Many debates in the TMDL community have centered on the use of “phased” and “iterative” TMDLs. Because these terms have particular meanings, this report uses a more general term—adaptive implementation. Adaptive implementation is, in fact, the application of the scientific method to decision-making. It is a process of taking actions of limited scope commensurate with available data and information to continuously improve our understanding of a problem and its solutions, while at the same time making progress toward attaining a water quality standard. Plans for future regulatory rules and public spending should be tentative commitments subject to revision as we learn how the system responds to actions taken early on.
Like other chapters, this chapter discusses a framework for water quality management (shown in
Figure 5-1, which is the same as
Figure 3-1). Before turning to adaptive implementation, it discusses an important prior step—review of water quality standards. Before a waterbody is placed on the action (303d) list, it is suggested that states conduct a review of the appropriateness of the water quality standard. The standards review may result in the water not being listed as impaired if the standard used for the assessment was found to be inappropriate. On the other hand, the same process may result in a “stricter” standard than was used in the assessment process, in which case the waterbody would have a TMDL plan developed to achieve that revised standard. A review of the water quality standard will assure that extensive planning and implementation actions are directed toward clearly conceived designated uses and associated criteria to measure use attainment.
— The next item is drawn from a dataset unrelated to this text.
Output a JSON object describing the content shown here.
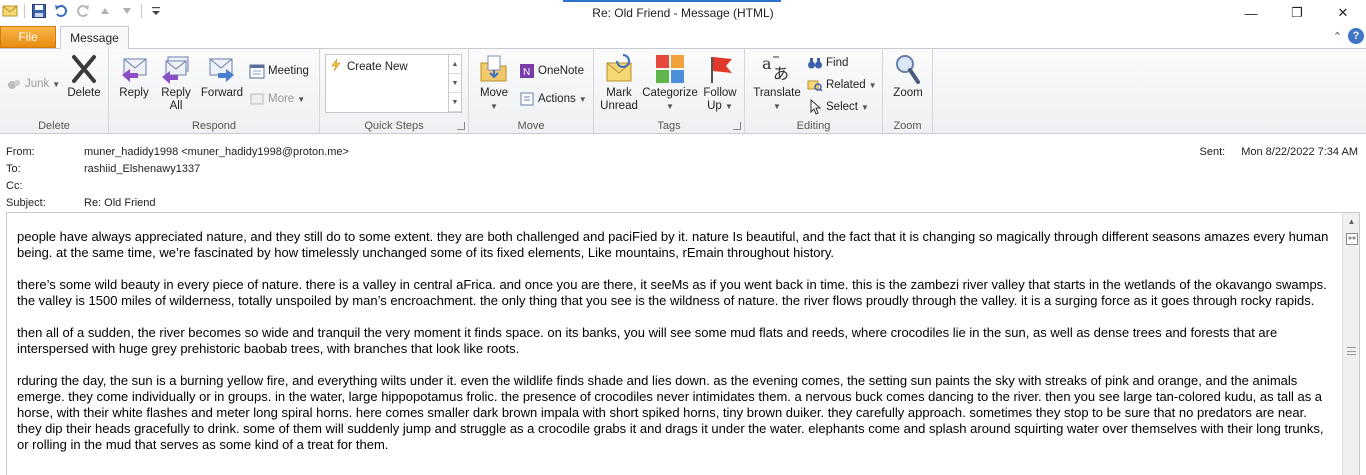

REVIEW OF WATER QUALITY STANDARDS
Water quality standards are the benchmark for establishing whether a waterbody is impaired; if the standards are flawed (as many are), all subsequent steps in the TMDL process will be affected. Although there is a need to make designated use and criteria decisions on a waterbody and watershed-specific basis, most states have adopted highly general use designations commensurate with the federal statutory definitions. However, an appropriate water quality standard must be defined before a TMDL is developed. Within the framework of the Clean Water Act (CWA), there is an opportunity for such analysis, termed use attainability analysis (UAA).